Sin duda, no es fácil encontrar el punto de equilibrio entre la transparencia necesaria y los derechos individuales. Hay quien lo ha comparado con el postureo como forma de actitud y actividad orientada a imponer las supuestas buenas intenciones de unos y disuadir a los otros de rebuscar en ciertas direcciones. Es un mal camino para orientar la acción política, pero sirve para asentar las ideas propias y amedrentar al adversario. En definitiva, una vía bien asfaltada que, sin ir más lejos, permitió a Marine Le Pen en la noche electoral de las presidenciales francesas proclamar aquello de “las ideas que representamos han llegado a la cumbre” que podría traducirse por un “hemos perdido las votaciones pero hemos ganado la batalla de las ideas”.
No es sorprendente que expertos como Jen Schradie sostengan que “la extrema derecha dominó la campaña presidencial” francesa. Las redes, lejos de ser una herramienta participativa, son un vivero de emociones primarias que se extienden sin control y justo es reconocer el ingenio y esfuerzo desplegado en la difusión de un pensamiento simple de independentistas y comunes barceloneses, son maestros en el arte de manejar el lenguaje poniendo de relieve sus objetivos. Lo pasmoso es que se les dé soporte desde ámbitos en principio alejados de sus postulados. Mientras desde el Gobierno se sigue empujando a Vox hacia el zurrón de Alberto Núñez Feijóo, se puede perder de vista que indepes y comunes han ganado la batalla de las redes y se pasa de la banalización del mal a la de la ultraderecha, un espacio en el que cabe todo aquello que no comulga con los postulados propios.

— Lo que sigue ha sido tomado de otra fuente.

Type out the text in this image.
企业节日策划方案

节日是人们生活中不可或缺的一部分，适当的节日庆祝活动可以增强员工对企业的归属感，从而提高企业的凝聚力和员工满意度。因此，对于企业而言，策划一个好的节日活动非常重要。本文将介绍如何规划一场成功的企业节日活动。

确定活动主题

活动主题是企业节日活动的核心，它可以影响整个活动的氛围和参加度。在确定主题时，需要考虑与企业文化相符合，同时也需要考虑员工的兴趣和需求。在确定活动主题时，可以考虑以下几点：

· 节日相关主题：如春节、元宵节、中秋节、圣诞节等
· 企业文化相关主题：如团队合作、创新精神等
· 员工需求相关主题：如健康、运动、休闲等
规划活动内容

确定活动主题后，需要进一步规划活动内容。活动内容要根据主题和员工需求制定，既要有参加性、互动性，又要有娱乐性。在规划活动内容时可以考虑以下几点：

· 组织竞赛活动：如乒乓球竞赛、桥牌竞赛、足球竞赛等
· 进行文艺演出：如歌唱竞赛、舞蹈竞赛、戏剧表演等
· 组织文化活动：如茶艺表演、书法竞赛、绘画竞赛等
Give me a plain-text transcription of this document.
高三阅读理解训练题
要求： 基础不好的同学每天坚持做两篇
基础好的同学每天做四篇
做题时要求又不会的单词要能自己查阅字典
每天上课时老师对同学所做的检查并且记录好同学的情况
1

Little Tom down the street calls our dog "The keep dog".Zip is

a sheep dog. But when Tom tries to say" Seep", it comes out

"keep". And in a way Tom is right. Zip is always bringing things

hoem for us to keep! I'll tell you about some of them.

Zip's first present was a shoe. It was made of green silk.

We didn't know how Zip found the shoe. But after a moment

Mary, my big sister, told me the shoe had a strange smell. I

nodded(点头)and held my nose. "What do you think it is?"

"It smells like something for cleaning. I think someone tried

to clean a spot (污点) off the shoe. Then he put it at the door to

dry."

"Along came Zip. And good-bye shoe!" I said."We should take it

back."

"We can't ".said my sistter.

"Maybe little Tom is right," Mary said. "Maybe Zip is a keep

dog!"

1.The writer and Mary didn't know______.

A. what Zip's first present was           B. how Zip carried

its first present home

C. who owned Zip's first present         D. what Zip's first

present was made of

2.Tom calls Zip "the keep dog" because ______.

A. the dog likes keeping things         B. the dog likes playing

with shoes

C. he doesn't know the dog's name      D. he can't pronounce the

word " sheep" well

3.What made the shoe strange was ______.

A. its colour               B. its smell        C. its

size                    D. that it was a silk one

Es llamativo el hecho de que las elecciones autonómicas andaluzas vayan a coincidir con la segunda vuelta de las legislativas francesas un 19 de junio. Ahora bien, si algo han puesto de relieve los recientes comicios presidenciales del vecino del norte es que internet enlaza más con la cultura de la extrema derecha: Le Pen no asusta a los franceses probablemente porque Francia se ha derechizado. Con un proceso de digitalización imparable, la brecha digital constituye una fuente más de desigualdad. Mientras seguimos enzarzados en una búsqueda de la transparencia animada por indepes y comunes, perdemos de vista que la trivialización y la legitimación de la mentira se han apoderado del debate político. Siempre en detrimento de la democracia, a pesar del progreso tecnológico, porque es más fácil difundir un mensaje simple que uno complejo. La interacción en las redes empobrece el debate político al menospreciar un intercambio real y efectivo de ideas y opiniones. El abandono de la argumentación, el debate e incluso el consenso acaban así sustituidos por una renuncia a la libertad y la democracia.